I think one of the things about being an activist is what you have to do is you have to first create a theory of social change and then also you have to test it out. Occupy Wall Street tested out a grand theory of social change, which was basically, “If you can get millions of people into the streets, largely non-violent, and unified behind a central message, then change will have to happen.” I think we spread to 82 countries. It was amazing. And it didn’t work.
In that constructive failure I re-assessed and I was like, “You know, I think the reason it didn’t work was because there’s something fundamentally broken about protest.” I ended up moving to small town Oregon and realizing, “Here’s another theory of how social change could happen.”
There’s certainly debate about Occupy’s overall impact, but ultimately, both in your book (The End Of Protest: A New Playbook For Revolution) and in your talks, you seem to come down pretty firmly on one side of that debate, as someone who helped co-found it and get it started. You see it as a failure.
This is the fundamental thing. I think one of the problems with contemporary activism is that we’ve really lowered our horizon of possibility. We’ve really changed what we think success is. If you look at the 18th, 19th, 20th centuries, what did success mean as a political activist, a political revolutionary? It meant the Russian revolution, the Chinese revolution, or the American Revolution. Taking control of one’s government, changing the way power functions.Success now has become something like getting a lot of people to hear about my meme. Or changing the discourse. We changed the discourse. We trained a whole new generation of activists, but we didn’t change how power functions. That’s what our real goal was. I think that’s an indictment of contemporary activism. We spread to 82 countries faster than any social movement has ever spread that fast. And it didn’t work. I think it’s really important as an activist to constantly learn from one’s past failures. I think a lot of activists don’t want to learn from Occupy Wall Street.

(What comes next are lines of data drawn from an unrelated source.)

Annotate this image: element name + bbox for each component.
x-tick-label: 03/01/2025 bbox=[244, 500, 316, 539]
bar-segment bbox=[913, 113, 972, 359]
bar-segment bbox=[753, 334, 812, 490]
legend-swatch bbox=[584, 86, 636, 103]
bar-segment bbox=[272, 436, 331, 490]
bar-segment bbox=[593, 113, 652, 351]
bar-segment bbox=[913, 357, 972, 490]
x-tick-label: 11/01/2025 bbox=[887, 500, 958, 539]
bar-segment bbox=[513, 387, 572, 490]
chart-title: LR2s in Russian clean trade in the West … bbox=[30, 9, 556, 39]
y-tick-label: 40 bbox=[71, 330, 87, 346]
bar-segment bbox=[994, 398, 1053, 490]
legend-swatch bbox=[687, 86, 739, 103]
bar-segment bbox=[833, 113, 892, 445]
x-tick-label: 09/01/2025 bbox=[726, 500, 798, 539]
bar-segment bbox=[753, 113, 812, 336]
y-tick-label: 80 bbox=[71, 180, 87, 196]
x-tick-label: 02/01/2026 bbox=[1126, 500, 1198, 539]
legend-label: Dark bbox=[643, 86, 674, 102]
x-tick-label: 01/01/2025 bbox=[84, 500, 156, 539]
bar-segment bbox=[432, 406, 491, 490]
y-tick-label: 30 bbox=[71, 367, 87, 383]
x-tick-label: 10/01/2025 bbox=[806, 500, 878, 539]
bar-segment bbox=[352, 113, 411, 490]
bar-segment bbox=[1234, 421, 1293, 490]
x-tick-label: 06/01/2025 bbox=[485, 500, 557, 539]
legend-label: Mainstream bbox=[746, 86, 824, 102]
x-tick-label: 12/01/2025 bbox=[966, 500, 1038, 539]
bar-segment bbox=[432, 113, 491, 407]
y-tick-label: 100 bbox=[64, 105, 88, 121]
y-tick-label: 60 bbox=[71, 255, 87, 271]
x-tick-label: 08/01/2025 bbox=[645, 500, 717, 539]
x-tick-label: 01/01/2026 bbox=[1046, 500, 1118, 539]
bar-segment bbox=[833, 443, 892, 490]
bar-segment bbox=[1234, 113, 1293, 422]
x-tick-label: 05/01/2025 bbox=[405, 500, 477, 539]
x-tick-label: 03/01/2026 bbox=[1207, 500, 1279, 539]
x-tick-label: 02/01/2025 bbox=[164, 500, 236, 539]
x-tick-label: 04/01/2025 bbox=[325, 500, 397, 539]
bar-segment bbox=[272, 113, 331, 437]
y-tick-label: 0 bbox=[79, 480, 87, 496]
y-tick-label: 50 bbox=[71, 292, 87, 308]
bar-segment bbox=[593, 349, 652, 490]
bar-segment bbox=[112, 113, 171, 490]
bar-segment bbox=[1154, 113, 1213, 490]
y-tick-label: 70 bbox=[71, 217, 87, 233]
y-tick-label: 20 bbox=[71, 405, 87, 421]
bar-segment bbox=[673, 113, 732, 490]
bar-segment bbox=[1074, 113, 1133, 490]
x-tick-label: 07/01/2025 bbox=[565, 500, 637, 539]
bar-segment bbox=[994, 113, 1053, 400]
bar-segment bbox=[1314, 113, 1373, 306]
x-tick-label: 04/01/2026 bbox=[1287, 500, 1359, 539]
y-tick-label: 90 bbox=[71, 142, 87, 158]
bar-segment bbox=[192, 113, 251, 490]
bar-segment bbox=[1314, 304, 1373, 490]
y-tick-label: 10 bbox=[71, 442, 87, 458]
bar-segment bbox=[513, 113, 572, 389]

When I look at activism in the six years since Occupy, they’re repeating the same mistake over and over and over again. We have become obsessed with the spectacle of street protests, and we have started to ignore the reality that we are getting no closer to power. You would think that with the triumph of Trump there would be a fundamental reassessment among activists. But there hasn’t been. They’ve just doubled down on the same behaviors!